Subsídio mensal: R$ 33,7 mil.
Cota parlamentar: De R$ 30,7 mil a R$ 45,6 mil, dependendo do estado de origem do parlamentar. Pode ser usada para pagar passagens aéreas, alimentação, telefonia, serviços postais, manutenção de escritórios políticos, contratação de consultorias ou segurança, participação em cursos ou palestras, divulgação da atividade parlamentar, entre outros.
Auxílio-moradia: R$ 4.253,00 mensais, para deputados que não utilizam imóvel funcional.
Outros auxílios: verba de gabinete de até R$ 101,9 mil para contratar até 25 funcionários, dois salários no primeiro e último mês da legislatura como ajuda de custo, ressarcimento de gastos médicos que não forem prestados no Departamento Médico da Câmara, aposentadoria especial, com proventos integrais após 60 anos de idade e 35 anos de exercício de mandato.
Subsídio mensal: R$ 33,7 mil.
Cota parlamentar: O valor total da cota varia de R$ 21 mil (para representantes do Distrito Federal e Goiás) a R$ 44 mil, para senadores do Amazonas. O dinheiro pode ser usado em passagens aéreas, transporte em geral, alimentação, contratação de consultoria, serviços de segurança, material de consumo etc. São considerados o valor fixo de R$ 15 mil mais cinco passagens aéreas de ida e volta para o estado de origem.
Auxílio-moradia: Quem não ocupa um imóvel funcional tem direito a uma verba mensal de R$ 5,5 mil para cobrir despesas com aluguel ou diária de hotel.

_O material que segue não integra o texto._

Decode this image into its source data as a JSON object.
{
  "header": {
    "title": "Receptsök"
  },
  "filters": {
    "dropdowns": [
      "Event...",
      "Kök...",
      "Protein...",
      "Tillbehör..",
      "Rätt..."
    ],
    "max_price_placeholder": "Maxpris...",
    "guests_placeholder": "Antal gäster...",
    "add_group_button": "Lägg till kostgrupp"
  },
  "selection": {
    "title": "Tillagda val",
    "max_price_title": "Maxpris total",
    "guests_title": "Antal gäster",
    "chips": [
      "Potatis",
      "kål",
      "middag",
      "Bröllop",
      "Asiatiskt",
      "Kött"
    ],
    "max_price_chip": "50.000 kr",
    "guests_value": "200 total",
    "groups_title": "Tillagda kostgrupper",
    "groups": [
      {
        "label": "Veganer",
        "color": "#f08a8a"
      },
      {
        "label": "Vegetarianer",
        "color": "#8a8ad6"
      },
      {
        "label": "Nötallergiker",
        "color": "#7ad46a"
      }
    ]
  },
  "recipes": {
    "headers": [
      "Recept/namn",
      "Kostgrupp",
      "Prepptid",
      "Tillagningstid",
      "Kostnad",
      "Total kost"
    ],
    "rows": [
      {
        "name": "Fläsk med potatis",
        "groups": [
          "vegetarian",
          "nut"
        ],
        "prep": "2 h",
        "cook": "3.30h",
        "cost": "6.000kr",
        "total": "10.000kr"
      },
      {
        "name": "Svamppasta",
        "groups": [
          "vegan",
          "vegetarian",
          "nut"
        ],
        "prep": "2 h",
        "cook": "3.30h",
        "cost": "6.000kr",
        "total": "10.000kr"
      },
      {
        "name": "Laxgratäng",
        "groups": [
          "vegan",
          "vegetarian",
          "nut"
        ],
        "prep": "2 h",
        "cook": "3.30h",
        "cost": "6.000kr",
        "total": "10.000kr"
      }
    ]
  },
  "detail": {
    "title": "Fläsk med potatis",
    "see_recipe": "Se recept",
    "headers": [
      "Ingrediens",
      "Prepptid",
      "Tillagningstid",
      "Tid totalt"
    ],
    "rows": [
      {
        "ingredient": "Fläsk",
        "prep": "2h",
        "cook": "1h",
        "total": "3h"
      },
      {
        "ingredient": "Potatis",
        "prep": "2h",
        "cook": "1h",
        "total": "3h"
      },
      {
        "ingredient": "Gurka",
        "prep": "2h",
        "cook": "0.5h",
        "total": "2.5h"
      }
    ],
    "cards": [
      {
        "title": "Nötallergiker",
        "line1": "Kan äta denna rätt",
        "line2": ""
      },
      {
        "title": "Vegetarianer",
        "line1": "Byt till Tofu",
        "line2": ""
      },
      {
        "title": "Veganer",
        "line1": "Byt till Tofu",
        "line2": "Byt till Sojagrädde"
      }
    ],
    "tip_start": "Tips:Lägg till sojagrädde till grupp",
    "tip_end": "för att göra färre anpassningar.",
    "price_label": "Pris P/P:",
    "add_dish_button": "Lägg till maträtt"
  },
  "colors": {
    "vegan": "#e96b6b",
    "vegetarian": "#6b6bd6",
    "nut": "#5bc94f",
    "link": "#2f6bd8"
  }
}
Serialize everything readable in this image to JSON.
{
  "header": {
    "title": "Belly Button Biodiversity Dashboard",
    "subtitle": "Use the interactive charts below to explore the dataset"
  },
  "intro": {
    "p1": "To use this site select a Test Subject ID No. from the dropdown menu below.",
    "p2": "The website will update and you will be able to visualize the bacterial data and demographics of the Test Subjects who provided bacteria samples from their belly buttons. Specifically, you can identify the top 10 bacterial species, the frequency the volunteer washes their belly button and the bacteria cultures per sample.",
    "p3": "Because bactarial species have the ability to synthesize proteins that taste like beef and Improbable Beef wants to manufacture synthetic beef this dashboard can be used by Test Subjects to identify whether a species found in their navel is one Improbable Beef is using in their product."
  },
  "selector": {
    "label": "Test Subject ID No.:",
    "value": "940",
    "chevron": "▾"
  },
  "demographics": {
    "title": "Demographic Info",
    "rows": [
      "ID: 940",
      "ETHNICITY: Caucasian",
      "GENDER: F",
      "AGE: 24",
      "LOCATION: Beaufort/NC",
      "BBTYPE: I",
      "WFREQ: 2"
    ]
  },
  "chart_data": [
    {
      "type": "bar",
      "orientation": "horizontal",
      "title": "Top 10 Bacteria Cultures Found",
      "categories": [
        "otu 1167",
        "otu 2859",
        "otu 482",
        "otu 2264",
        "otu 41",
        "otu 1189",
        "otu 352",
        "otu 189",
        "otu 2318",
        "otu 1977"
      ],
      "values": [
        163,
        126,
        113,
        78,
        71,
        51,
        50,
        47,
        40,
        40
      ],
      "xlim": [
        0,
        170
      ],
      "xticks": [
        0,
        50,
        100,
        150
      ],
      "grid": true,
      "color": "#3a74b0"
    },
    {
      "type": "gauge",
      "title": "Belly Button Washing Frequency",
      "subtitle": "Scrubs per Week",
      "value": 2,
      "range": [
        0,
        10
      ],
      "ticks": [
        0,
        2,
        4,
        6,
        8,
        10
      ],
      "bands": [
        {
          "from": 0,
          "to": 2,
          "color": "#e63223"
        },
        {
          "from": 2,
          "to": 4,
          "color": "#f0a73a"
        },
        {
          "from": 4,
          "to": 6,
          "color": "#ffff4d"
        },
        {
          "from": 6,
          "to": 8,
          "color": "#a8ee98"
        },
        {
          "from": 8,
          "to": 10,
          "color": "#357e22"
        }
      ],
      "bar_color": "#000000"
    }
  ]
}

Outros auxílios: possibilidade de gastar até R$ 207 mil para pagar até 50 comissionados no seu gabinete; manter escritório político no estado de origem, cotas de correspondência e de revistas e jornais, bem como auxílio-saúde e aposentadoria especial, o mesmo dos deputados, com proventos integrais após 60 anos e 35 anos de mandato.